It converts a time-domain signal into the s-domain.

Laplace Transform is Used in Control Systems

  • Converts differential equations into algebraic equations
  • Simplifies analysis of Linear Time-Invariant(LTI) systems
  • Helps in handling initial conditions
  • To define and analyze the transfer function

Standard Laplace Transforms

\delta(t) \to 1

u(t) \to \frac{1}{s}

t\,u(t) \to \frac{1}{s^2}

\frac{t^2}{2}\,u(t) \to \frac{1}{s^3}

t^n \, u(t) \to \frac{n!}{s^{n+1}}

e^{-at} \, u(t) \to \frac{1}{s+a}

e^{+at} \, u(t) \to \frac{1}{s-a}

\sin \omega t \to \frac{\omega}{s^2 + \omega^2}

\cos \omega t \to \frac{s}{s^2 + \omega^2}

e^{-at} \sin(bt) \to \frac{b}{(s+a)^2 + b^2}

e^{-at} \cos(bt) \to \frac{s+a}{(s+a)^2 + b^2}

Laplace Transform of Derivatives

First derivative:

\frac{d}{dt}x(t) \to s X(s) - x(0)

Second derivative:

\frac{d^2}{dt^2} x(t) \to s^2 X(s) - s x(0) - \dot{x}(0)

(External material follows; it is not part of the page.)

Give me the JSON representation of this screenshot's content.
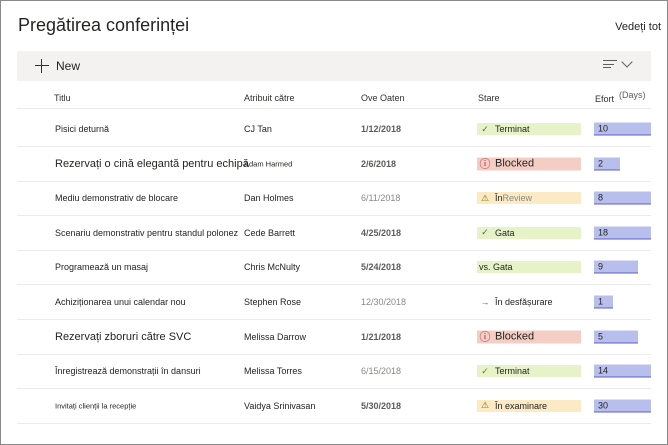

Transfer Function of OLTF and CLTF

1. Open-Loop Transfer Function (OLTF)

The open-loop transfer function is the product of the transfer functions of all components in the forward path of the system, without feedback.

\text{OLTF} = G(s)H(s)

Where:

G(s) = Forward path transfer function

H(s) = Feedback path transfer function

If no feedback is considered:

\text{OLTF} = G(s)

2. Closed-Loop Transfer Function (CLTF)

The closed-loop transfer function is the ratio of the output to the reference input when feedback is present.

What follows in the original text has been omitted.